Being mindful means I can focus my attention. I think ‘mindfulness’ is a bad word – you practise it like you do when trying to get a six-pack, so that your brain will get ‘fitter’. Being mindful means people can’t steal your attention and you are able to focus, but you have to practise it. If it came naturally, I wouldn’t bother. I’m alone here in a little cottage right now [at the time of the interview] because I’ve got to clear my mind, so I listen to what I need and what I can take, but I do burn out. Sometimes I think “I better see people or I’ll be alone all my life”. Or I think “oh, I’m not working hard enough” and that’s when I burn out, which is where mindfulness comes back in use. After practising mindfulness, I know myself better than before. The physical reward of this is that the stress hormone cortisol goes down, blood pressure decreases and I can think clearer – not necessarily every time; I still have thoughts in my head but I get used to them.

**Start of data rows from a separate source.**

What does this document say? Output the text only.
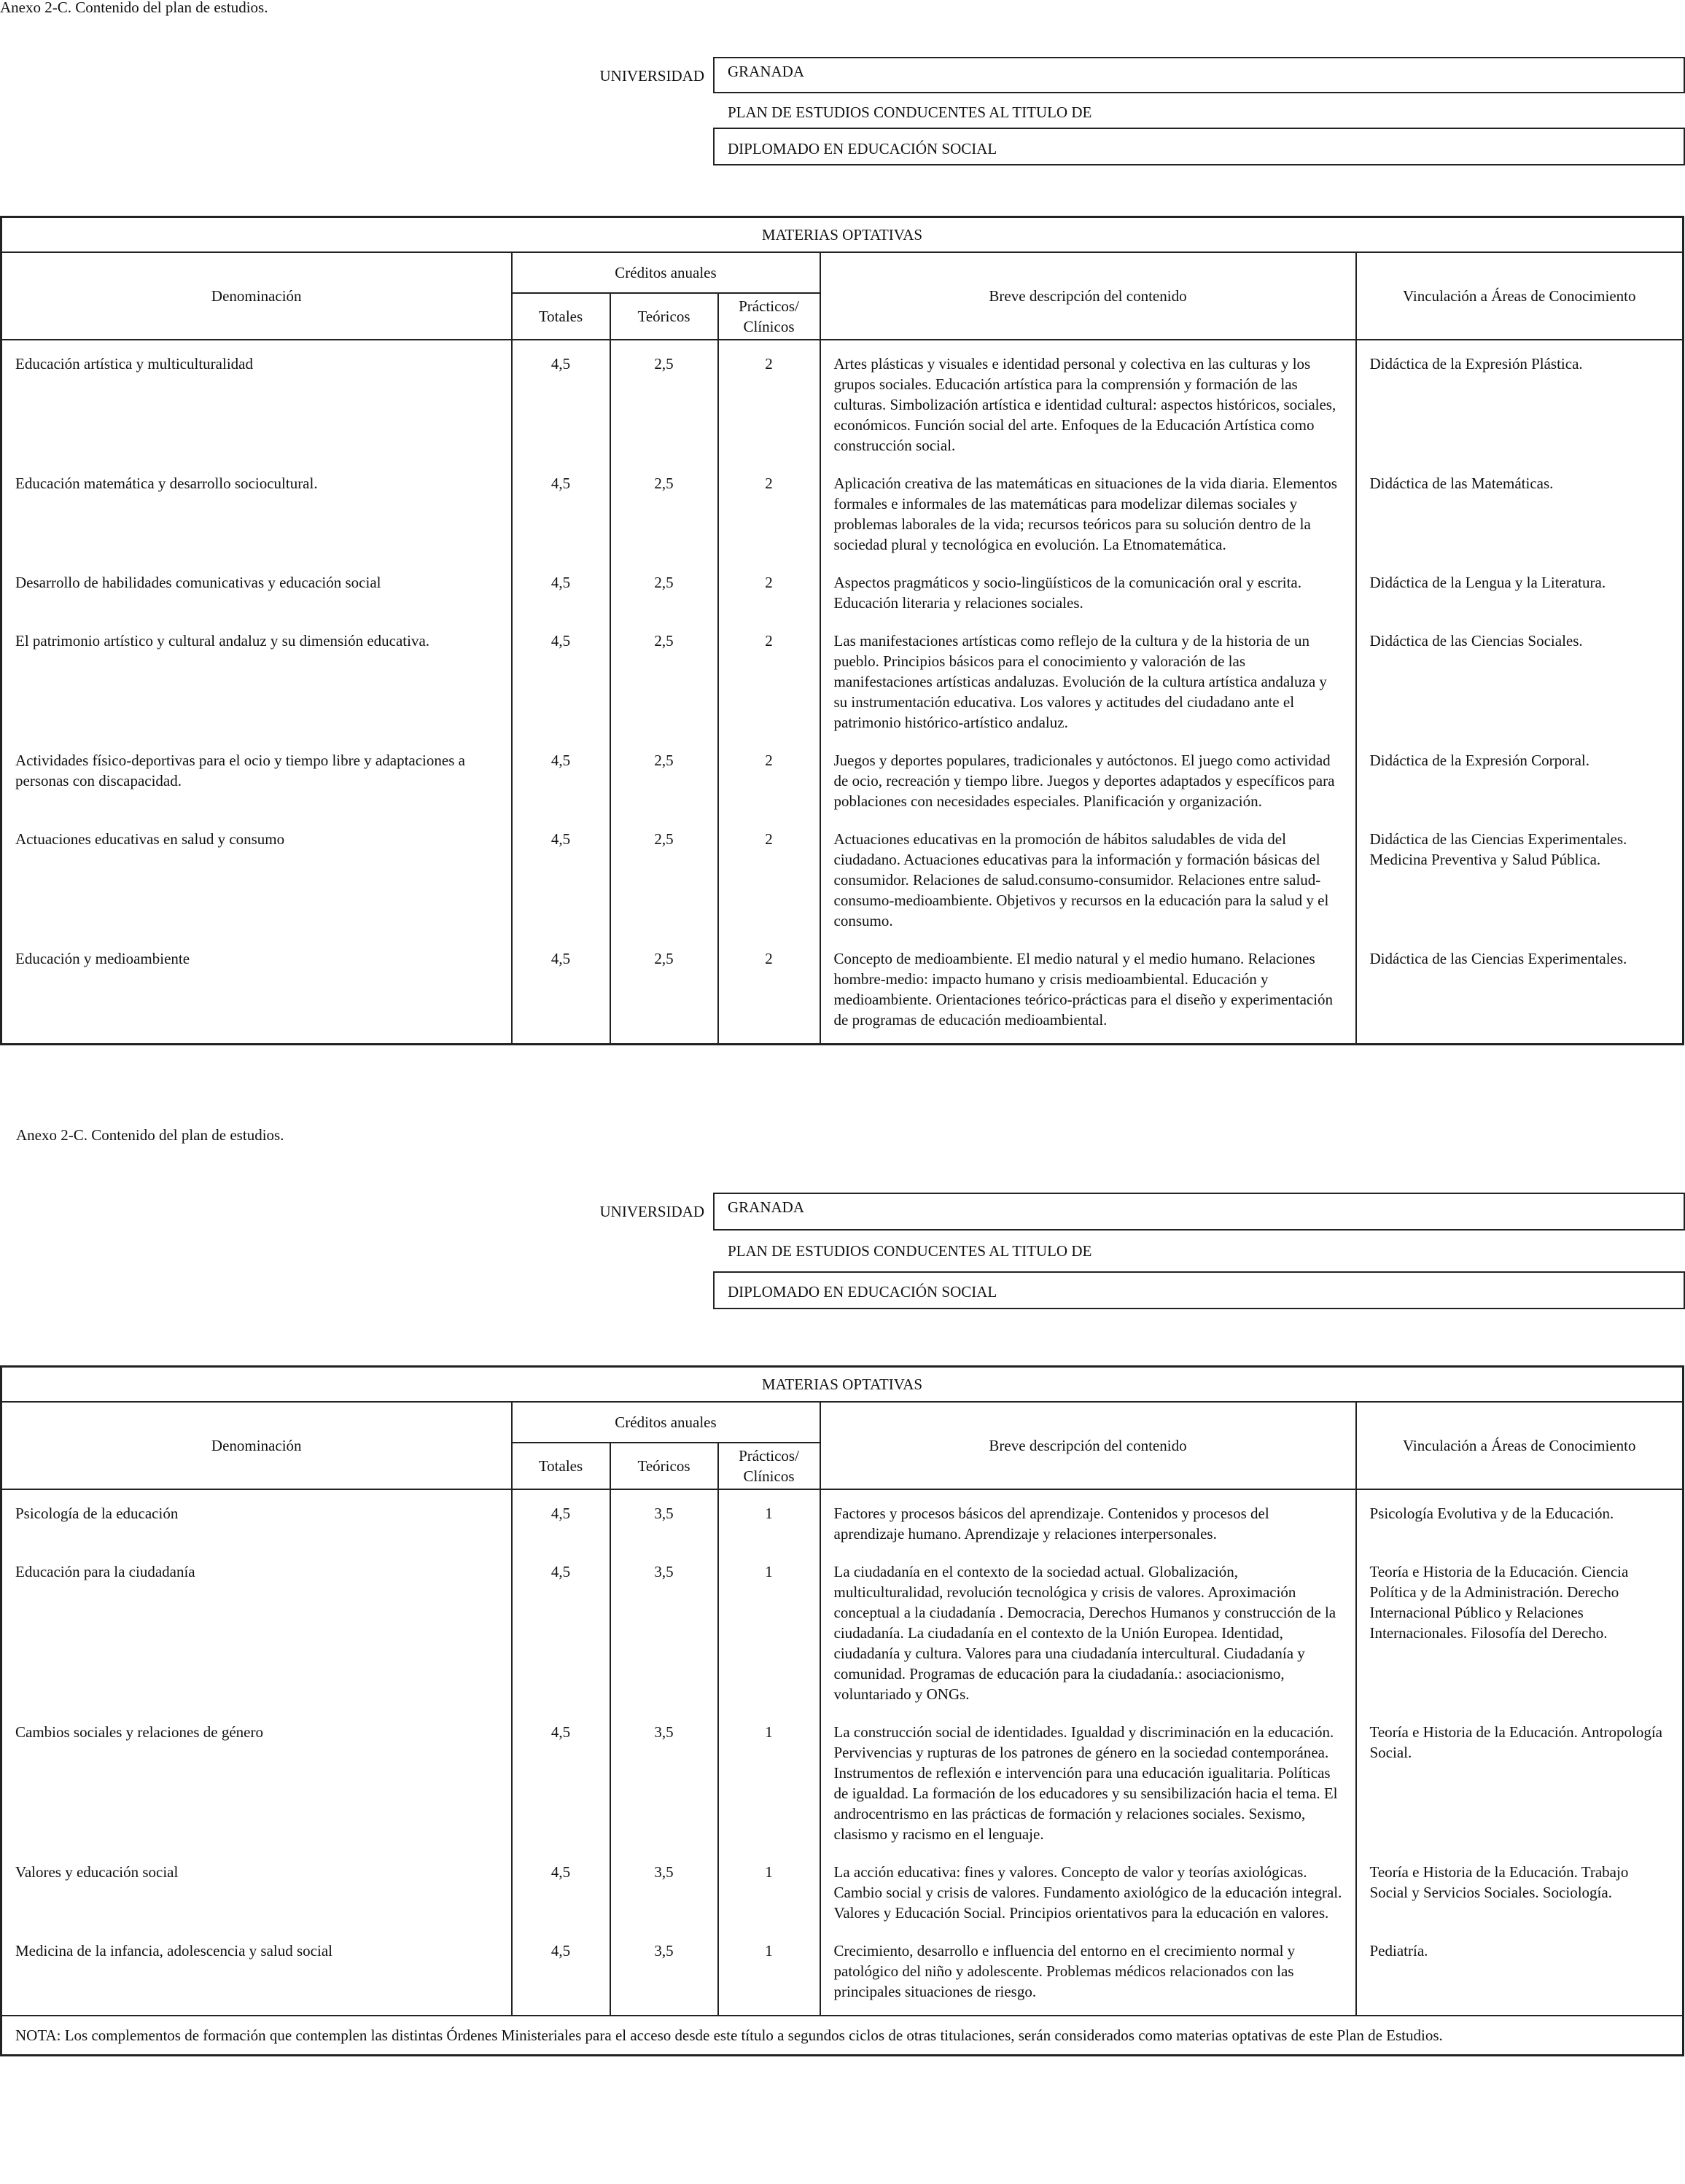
Anexo 2-C. Contenido del plan de estudios.
UNIVERSIDAD	GRANADA
PLAN DE ESTUDIOS CONDUCENTES AL TITULO DE
DIPLOMADO EN EDUCACIÓN SOCIAL
MATERIAS OPTATIVAS					
Denominación	Créditos anuales			Breve descripción del contenido	Vinculación a Áreas de Conocimiento
	Totales	Teóricos	Prácticos/ Clínicos		
Educación artística y multiculturalidad	4,5	2,5	2	Artes plásticas y visuales e identidad personal y colectiva en las culturas y los grupos sociales. Educación artística para la comprensión y formación de las culturas. Simbolización artística e identidad cultural: aspectos históricos, sociales, económicos. Función social del arte. Enfoques de la Educación Artística como construcción social.	Didáctica de la Expresión Plástica.
Educación matemática y desarrollo sociocultural.	4,5	2,5	2	Aplicación creativa de las matemáticas en situaciones de la vida diaria. Elementos formales e informales de las matemáticas para modelizar dilemas sociales y problemas laborales de la vida; recursos teóricos para su solución dentro de la sociedad plural y tecnológica en evolución. La Etnomatemática.	Didáctica de las Matemáticas.
Desarrollo de habilidades comunicativas y educación social	4,5	2,5	2	Aspectos pragmáticos y socio-lingüísticos de la comunicación oral y escrita. Educación literaria y relaciones sociales.	Didáctica de la Lengua y la Literatura.
El patrimonio artístico y cultural andaluz y su dimensión educativa.	4,5	2,5	2	Las manifestaciones artísticas como reflejo de la cultura y de la historia de un pueblo. Principios básicos para el conocimiento y valoración de las manifestaciones artísticas andaluzas. Evolución de la cultura artística andaluza y su instrumentación educativa. Los valores y actitudes del ciudadano ante el patrimonio histórico-artístico andaluz.	Didáctica de las Ciencias Sociales.
Actividades físico-deportivas para el ocio y tiempo libre y adaptaciones a personas con discapacidad.	4,5	2,5	2	Juegos y deportes populares, tradicionales y autóctonos. El juego como actividad de ocio, recreación y tiempo libre. Juegos y deportes adaptados y específicos para poblaciones con necesidades especiales. Planificación y organización.	Didáctica de la Expresión Corporal.
Actuaciones educativas en salud y consumo	4,5	2,5	2	Actuaciones educativas en la promoción de hábitos saludables de vida del ciudadano. Actuaciones educativas para la información y formación básicas del consumidor. Relaciones de salud.consumo-consumidor. Relaciones entre salud-consumo-medioambiente. Objetivos y recursos en la educación para la salud y el consumo.	Didáctica de las Ciencias Experimentales. Medicina Preventiva y Salud Pública.
Educación y medioambiente	4,5	2,5	2	Concepto de medioambiente. El medio natural y el medio humano. Relaciones hombre-medio: impacto humano y crisis medioambiental. Educación y medioambiente. Orientaciones teórico-prácticas para el diseño y experimentación de programas de educación medioambiental.	Didáctica de las Ciencias Experimentales.
Anexo 2-C. Contenido del plan de estudios.
UNIVERSIDAD	GRANADA
PLAN DE ESTUDIOS CONDUCENTES AL TITULO DE
DIPLOMADO EN EDUCACIÓN SOCIAL
MATERIAS OPTATIVAS					
Denominación	Créditos anuales			Breve descripción del contenido	Vinculación a Áreas de Conocimiento
	Totales	Teóricos	Prácticos/ Clínicos		
Psicología de la educación	4,5	3,5	1	Factores y procesos básicos del aprendizaje. Contenidos y procesos del aprendizaje humano. Aprendizaje y relaciones interpersonales.	Psicología Evolutiva y de la Educación.
Educación para la ciudadanía	4,5	3,5	1	La ciudadanía en el contexto de la sociedad actual. Globalización, multiculturalidad, revolución tecnológica y crisis de valores. Aproximación conceptual a la ciudadanía . Democracia, Derechos Humanos y construcción de la ciudadanía. La ciudadanía en el contexto de la Unión Europea. Identidad, ciudadanía y cultura. Valores para una ciudadanía intercultural. Ciudadanía y comunidad. Programas de educación para la ciudadanía.: asociacionismo, voluntariado y ONGs.	Teoría e Historia de la Educación. Ciencia Política y de la Administración. Derecho Internacional Público y Relaciones Internacionales. Filosofía del Derecho.
Cambios sociales y relaciones de género	4,5	3,5	1	La construcción social de identidades. Igualdad y discriminación en la educación. Pervivencias y rupturas de los patrones de género en la sociedad contemporánea. Instrumentos de reflexión e intervención para una educación igualitaria. Políticas de igualdad. La formación de los educadores y su sensibilización hacia el tema. El androcentrismo en las prácticas de formación y relaciones sociales. Sexismo, clasismo y racismo en el lenguaje.	Teoría e Historia de la Educación. Antropología Social.
Valores y educación social	4,5	3,5	1	La acción educativa: fines y valores. Concepto de valor y teorías axiológicas. Cambio social y crisis de valores. Fundamento axiológico de la educación integral. Valores y Educación Social. Principios orientativos para la educación en valores.	Teoría e Historia de la Educación. Trabajo Social y Servicios Sociales. Sociología.
Medicina de la infancia, adolescencia y salud social	4,5	3,5	1	Crecimiento, desarrollo e influencia del entorno en el crecimiento normal y patológico del niño y adolescente. Problemas médicos relacionados con las principales situaciones de riesgo.	Pediatría.
NOTA: Los complementos de formación que contemplen las distintas Órdenes Ministeriales para el acceso desde este título a segundos ciclos de otras titulaciones, serán considerados como materias optativas de este Plan de Estudios.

Everybody has a different rate of thinking and, the thing is, we need to be stressed otherwise nothing gets done. In the world we live in, everyone is going for gold because we think that’s how we’re supposed to be. When I get the chance to travel, I find it relaxing as my mind is free – I’m out of there! Everyone has themes in their head and they’re not necessarily good reviews. I recommend going to my Frazzle cafés [a registered charity that operates with the purpose of providing a safe, anonymous and non-judgemental environment for people to unwind, talk and share their personal stories] for stress relief – you meet people faceto- face and you get to talk honestly.